1. Pickup informations from Keycloak

Go to Keycloak UI

Get Client secret * Select RSPY realm. * Go to Client menu. * Find and select Neuvector client. * Open Neuvector client and go to Credentials tab. * Copy Client Secret field.

Get Issuer * Select RSPY realm. * Go to Realm settings menu. * Go Endpoint field and open OpenID Endpoint Configuration in a new tab. * Copy issuer: field.

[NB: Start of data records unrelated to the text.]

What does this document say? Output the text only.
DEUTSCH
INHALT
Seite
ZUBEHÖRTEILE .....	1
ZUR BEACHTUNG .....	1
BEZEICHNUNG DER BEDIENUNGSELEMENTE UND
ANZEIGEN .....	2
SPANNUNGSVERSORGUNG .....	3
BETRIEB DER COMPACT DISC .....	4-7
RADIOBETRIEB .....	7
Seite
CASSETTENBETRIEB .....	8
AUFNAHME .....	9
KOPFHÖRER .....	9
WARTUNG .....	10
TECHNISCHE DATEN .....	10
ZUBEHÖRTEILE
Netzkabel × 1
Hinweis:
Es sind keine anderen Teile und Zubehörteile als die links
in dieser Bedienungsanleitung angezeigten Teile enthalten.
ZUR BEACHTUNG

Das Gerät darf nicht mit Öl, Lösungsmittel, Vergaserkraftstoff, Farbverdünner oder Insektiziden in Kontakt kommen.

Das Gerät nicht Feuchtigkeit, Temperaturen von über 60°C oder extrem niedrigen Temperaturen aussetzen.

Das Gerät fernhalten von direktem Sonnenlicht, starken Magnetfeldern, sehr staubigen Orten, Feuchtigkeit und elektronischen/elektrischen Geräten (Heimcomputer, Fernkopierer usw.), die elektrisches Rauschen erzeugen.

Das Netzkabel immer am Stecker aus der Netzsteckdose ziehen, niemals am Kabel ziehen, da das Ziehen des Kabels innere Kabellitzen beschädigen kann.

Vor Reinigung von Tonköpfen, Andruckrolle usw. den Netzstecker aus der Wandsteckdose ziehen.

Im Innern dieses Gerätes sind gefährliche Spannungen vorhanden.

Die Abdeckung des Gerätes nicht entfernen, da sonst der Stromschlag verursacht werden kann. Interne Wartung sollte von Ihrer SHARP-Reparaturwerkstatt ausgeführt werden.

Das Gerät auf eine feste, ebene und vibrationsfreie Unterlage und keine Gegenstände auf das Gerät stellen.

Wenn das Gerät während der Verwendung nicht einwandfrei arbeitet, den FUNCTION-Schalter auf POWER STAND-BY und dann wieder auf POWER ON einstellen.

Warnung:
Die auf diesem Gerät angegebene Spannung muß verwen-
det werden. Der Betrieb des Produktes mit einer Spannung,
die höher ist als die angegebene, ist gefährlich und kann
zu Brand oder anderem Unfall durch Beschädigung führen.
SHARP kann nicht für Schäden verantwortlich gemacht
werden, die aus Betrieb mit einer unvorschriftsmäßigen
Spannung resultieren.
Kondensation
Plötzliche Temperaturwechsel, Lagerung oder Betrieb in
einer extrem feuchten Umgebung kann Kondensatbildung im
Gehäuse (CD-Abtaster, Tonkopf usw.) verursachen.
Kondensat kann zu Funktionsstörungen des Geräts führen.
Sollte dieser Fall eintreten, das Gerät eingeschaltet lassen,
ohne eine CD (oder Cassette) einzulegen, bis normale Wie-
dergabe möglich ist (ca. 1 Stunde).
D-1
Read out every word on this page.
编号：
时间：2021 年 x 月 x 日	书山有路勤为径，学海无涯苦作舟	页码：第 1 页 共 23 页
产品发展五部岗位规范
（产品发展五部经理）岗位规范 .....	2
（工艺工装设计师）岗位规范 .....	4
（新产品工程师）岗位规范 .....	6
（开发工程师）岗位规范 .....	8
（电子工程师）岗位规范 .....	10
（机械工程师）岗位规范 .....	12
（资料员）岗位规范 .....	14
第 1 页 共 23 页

2. Configuring Keycloak in NeuVector

Regarding Neuvector documentation : How to integrate NeuVector and Keycloak using OIDC

Access the NeuVector UI and select Settings on the left menu.

Identity Provider Issuer

Copy the URL from the Keycloak issuer from step 5.

Client ID

Copy the Client ID name created in step 2.

Client Secret

Copy the Secret collected in step 5.

Group Claim set to groups

Default Role set to None

Add the groups created inside Keycloak to authorize the users to access the NeuVector UI. Select Enable Submit the configuration

[!NOTE]
You should see a green pop-up at the NeuVector bottom page showing the message "Server Saved!" In your next login, you should see a Login with OpenID option in the NeuVector UI. Selecting this option will redirect to the Keyclaok webpage to authenticate the user. If the authentication works and the user is part of an authorized group, you will be redirected to the NeuVector UI.